Re: Spurious Stalls

Scott Marlowe <scott.marlowe@xxxxxxxxx> · Thu, 12 Jun 2014 17:30:07 -0600

On Thu, Jun 12, 2014 at 1:57 PM, Christopher Nielsen
<cnielsen@xxxxxxxxxxxxx> wrote:

> Lately, though, about once a day now, for about a week, we have been experiencing periods of stalling.  When Postgres stalls, we haven't been able to recover, without restarting the database, unfortunately.

Just the db and not the server right? Have you tried killing any
individual queries that seem to be problem / long running queries?

> Here is some background, about the issue.  We have found the following symptoms.
>
> During this performance issue, we found the following symptoms.
> Running queries do not return.

Even simple ones like "select 1;" ?
Or ones that are something like "select * from smalltable where id=123; ?

> The application sometimes can no longer get new connections.
> The CPU load increases
> There is no I/O wait.
> There is no swapping.

> Also, our database configuration, is attached to this email, as postgresql.conf, for reference, along with a profile of our hardware and tuning, as pg_db_profile.txt.

How much memory does your machine have?

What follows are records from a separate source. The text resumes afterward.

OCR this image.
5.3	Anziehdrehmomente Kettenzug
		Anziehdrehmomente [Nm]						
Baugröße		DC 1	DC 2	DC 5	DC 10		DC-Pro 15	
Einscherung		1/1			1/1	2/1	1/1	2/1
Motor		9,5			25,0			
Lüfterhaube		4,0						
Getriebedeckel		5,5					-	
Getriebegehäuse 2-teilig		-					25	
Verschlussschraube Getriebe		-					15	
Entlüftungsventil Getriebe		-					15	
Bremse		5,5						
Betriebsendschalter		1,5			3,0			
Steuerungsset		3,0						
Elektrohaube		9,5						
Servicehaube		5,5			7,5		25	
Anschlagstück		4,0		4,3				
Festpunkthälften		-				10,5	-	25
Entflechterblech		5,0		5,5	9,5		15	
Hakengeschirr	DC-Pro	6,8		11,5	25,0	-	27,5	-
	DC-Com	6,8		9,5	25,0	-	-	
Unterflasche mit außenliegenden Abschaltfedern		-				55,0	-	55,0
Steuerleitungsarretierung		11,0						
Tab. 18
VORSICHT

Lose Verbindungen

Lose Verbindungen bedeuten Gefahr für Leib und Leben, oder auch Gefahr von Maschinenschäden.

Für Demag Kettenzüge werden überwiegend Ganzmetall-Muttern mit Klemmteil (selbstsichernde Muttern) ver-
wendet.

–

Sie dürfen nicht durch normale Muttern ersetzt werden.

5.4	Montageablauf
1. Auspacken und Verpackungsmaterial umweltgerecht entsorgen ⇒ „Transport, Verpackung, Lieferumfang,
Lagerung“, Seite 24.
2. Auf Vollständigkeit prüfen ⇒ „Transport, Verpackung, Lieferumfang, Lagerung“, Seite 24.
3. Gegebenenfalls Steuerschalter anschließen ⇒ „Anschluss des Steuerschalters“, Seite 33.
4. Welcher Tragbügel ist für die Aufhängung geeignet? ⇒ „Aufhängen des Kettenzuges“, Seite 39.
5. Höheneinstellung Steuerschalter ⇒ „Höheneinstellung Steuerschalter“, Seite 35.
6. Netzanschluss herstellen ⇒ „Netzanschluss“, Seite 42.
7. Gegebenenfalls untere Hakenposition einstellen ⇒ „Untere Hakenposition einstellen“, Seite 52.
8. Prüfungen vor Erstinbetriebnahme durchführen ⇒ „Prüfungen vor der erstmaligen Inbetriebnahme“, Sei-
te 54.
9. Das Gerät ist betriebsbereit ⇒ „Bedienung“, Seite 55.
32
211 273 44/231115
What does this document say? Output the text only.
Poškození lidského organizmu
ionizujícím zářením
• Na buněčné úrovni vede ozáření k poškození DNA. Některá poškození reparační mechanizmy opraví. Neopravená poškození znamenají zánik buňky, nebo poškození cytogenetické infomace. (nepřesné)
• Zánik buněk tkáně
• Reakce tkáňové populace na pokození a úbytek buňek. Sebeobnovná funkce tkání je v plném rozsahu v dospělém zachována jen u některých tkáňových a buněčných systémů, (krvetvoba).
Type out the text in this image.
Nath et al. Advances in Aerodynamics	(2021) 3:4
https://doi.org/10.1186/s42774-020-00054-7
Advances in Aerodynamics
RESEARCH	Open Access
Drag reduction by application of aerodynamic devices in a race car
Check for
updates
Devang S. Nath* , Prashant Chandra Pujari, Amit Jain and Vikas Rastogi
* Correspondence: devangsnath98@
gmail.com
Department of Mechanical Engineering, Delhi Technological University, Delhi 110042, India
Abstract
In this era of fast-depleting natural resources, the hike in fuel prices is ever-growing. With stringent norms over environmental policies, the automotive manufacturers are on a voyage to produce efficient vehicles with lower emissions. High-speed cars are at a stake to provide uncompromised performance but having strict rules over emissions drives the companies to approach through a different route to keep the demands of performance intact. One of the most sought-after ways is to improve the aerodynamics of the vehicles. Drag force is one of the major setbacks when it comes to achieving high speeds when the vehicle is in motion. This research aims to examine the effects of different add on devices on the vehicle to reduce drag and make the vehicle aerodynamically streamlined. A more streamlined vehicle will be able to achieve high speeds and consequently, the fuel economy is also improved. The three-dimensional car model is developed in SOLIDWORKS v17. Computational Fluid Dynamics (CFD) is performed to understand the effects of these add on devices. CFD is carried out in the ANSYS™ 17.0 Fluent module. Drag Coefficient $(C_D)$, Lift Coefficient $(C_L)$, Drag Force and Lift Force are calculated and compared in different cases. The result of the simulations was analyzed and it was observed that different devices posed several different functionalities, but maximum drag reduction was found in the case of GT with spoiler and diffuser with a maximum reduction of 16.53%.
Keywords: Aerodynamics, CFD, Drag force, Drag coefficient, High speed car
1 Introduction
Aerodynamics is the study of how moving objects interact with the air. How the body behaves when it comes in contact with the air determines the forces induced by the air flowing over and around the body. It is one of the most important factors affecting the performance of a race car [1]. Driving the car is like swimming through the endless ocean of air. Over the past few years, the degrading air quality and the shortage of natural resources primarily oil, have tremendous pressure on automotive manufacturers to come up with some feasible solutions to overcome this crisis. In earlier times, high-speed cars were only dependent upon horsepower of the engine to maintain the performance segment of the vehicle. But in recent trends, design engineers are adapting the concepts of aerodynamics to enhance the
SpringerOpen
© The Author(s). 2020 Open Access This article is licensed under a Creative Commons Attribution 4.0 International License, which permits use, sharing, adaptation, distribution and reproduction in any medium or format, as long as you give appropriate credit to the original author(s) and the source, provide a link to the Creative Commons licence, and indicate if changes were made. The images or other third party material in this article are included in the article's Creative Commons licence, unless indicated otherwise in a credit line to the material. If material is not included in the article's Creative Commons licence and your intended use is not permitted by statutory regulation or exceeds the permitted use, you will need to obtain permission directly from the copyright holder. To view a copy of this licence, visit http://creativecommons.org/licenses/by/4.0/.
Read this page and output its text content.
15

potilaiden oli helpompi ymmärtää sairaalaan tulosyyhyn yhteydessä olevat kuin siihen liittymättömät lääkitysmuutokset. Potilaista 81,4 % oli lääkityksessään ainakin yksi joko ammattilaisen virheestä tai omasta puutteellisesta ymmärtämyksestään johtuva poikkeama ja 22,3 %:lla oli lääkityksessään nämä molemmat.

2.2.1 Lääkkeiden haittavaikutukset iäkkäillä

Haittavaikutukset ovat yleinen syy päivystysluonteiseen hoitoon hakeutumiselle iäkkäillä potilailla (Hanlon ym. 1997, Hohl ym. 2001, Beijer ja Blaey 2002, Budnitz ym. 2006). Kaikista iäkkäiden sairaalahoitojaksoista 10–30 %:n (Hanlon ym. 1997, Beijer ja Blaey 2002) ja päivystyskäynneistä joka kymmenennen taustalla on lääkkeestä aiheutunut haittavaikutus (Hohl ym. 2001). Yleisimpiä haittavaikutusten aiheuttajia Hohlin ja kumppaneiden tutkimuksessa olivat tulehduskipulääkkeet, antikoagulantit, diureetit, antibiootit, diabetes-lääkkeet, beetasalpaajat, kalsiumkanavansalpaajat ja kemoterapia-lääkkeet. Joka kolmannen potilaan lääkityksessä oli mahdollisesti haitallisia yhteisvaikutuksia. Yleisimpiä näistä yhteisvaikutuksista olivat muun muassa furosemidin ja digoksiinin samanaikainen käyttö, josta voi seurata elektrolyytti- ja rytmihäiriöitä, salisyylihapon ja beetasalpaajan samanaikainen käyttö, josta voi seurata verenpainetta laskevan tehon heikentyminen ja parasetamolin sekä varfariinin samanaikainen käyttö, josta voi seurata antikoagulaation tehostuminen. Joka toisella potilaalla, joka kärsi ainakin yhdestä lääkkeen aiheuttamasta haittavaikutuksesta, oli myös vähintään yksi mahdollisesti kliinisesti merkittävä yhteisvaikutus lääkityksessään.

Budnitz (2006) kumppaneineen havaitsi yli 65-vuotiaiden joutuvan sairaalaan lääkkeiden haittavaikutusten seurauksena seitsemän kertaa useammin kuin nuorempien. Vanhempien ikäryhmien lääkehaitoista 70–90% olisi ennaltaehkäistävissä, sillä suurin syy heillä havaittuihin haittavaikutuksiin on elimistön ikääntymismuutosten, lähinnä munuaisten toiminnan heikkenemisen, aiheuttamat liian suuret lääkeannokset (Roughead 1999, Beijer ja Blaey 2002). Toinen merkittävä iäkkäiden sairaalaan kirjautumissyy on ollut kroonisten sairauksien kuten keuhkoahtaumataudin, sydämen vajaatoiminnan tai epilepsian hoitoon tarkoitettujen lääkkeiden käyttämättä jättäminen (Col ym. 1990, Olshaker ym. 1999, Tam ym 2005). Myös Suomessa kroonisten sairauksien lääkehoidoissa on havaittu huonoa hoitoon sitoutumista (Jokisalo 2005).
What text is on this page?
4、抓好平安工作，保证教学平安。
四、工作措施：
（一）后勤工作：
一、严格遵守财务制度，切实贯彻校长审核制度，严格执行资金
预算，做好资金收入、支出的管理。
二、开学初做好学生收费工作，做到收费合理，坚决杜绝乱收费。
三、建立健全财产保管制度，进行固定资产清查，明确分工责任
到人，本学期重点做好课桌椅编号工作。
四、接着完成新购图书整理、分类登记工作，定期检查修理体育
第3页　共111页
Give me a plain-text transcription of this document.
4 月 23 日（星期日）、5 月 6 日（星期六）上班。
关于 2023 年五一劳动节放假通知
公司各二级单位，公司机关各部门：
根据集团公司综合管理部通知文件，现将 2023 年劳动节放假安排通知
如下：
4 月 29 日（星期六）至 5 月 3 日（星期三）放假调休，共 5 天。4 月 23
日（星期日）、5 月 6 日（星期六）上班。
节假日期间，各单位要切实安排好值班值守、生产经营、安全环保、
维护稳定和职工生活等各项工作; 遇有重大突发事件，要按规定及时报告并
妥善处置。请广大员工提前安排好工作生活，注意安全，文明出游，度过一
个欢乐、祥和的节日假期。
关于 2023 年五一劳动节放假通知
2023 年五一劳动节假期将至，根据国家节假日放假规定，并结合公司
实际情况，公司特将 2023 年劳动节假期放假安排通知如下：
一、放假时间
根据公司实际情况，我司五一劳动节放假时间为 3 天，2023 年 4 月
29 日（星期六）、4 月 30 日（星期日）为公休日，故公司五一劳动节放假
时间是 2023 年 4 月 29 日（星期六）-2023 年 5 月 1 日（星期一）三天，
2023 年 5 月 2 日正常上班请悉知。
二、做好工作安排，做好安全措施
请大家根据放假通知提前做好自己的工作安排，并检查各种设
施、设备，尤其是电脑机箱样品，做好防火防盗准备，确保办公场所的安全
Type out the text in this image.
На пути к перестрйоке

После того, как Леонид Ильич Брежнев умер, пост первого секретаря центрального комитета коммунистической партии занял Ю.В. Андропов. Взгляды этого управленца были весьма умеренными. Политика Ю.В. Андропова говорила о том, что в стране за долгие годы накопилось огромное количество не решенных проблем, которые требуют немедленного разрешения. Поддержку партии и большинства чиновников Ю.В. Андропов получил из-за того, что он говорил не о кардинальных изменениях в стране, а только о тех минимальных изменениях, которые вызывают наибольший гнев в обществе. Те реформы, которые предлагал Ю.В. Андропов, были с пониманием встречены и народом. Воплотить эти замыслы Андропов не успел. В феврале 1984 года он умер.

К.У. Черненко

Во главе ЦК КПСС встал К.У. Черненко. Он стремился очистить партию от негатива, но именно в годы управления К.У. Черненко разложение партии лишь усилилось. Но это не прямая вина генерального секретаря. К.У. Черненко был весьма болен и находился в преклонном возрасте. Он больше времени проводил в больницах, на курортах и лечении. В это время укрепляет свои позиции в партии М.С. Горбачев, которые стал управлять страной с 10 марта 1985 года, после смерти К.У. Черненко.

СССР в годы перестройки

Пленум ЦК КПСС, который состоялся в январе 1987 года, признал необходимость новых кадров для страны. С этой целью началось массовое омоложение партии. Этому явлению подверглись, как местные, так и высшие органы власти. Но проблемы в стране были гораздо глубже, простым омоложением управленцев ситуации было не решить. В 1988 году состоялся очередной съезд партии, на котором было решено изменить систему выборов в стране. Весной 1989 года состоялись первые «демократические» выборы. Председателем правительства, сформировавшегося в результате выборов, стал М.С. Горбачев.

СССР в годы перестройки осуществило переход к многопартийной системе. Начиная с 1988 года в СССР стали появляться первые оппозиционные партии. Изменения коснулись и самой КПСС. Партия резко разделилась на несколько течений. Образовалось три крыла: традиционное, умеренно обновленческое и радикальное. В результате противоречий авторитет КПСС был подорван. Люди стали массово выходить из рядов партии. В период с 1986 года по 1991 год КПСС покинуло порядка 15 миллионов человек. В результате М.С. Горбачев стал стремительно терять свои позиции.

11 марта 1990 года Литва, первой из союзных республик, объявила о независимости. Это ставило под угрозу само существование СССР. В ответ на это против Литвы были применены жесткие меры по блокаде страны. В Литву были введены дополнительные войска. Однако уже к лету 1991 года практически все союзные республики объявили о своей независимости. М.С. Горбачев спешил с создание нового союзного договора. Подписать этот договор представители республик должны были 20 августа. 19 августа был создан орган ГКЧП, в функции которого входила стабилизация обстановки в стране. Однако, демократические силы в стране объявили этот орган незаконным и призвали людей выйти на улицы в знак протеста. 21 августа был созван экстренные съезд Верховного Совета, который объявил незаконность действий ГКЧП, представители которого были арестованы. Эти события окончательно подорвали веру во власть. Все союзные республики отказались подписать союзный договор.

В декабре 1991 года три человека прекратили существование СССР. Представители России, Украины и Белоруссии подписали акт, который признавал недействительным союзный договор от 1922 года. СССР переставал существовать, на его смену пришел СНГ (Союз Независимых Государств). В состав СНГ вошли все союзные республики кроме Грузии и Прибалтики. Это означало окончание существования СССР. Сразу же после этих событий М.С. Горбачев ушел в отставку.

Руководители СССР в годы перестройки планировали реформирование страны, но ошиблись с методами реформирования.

How much of that is shared buf
then? If it's got 8G and 6G shared_buffers I'd lower shared_buffers.
etc
What is your IO subsystem like? Is it a single 7200 RPM SATA drive, an
array of 16 15krpm disks under a caching raid controller? A 1TB
FusionIO card?
Just because linux SAYS there's wait doesn't mean there isn't one.
Sometimes the io wait numbers are zero while some kernel daemon uses
up all the bandwidth and you really are waiting.
Your charts show 35MB/s write. If that's all random, that's a LOT of
writes on anything but SSDs and even then it's a fair bit for a busy
db server if it's being done by 100 or more processes, which is what
this looks like.

> While the database was unavailable, we also collected a lot of data.  Looking through this info, a few things pop-out to us, that may be problematic, or useful to notice.
>
> Disk I/O appears to be all write, and little read.
> In previous incidents, with the same symptoms, we have seen pg processes spending much time in s_lock
> That info is attached to this email also, as files named perf_*.
>
> Additionally, monitoring graphs show the following performance profile.
>
> Problem
>
> As you can probably see below, at 11:54, the DB stops returning rows.
>
> Also, transactions stop returning, causing the active transaction time to trend up to the sky.
>
>
> Consequences of Problem
>
> Once transactions stop returning, we see connections pile-up.  Eventually, we reach a max, and clients can no longer connect.

You need to lower your max connections and institute connection
pooling yesterday. 500 connections and 256MB work mem are a recipe for
disaster. While a machine with a db pool in front of it can survive
such scenarios, lack of a pool and high work mem are killing your
machine.

I recommend pgbouncer. Dirt simple, fast, and will keep your incoming
connections limited to something your db can handle.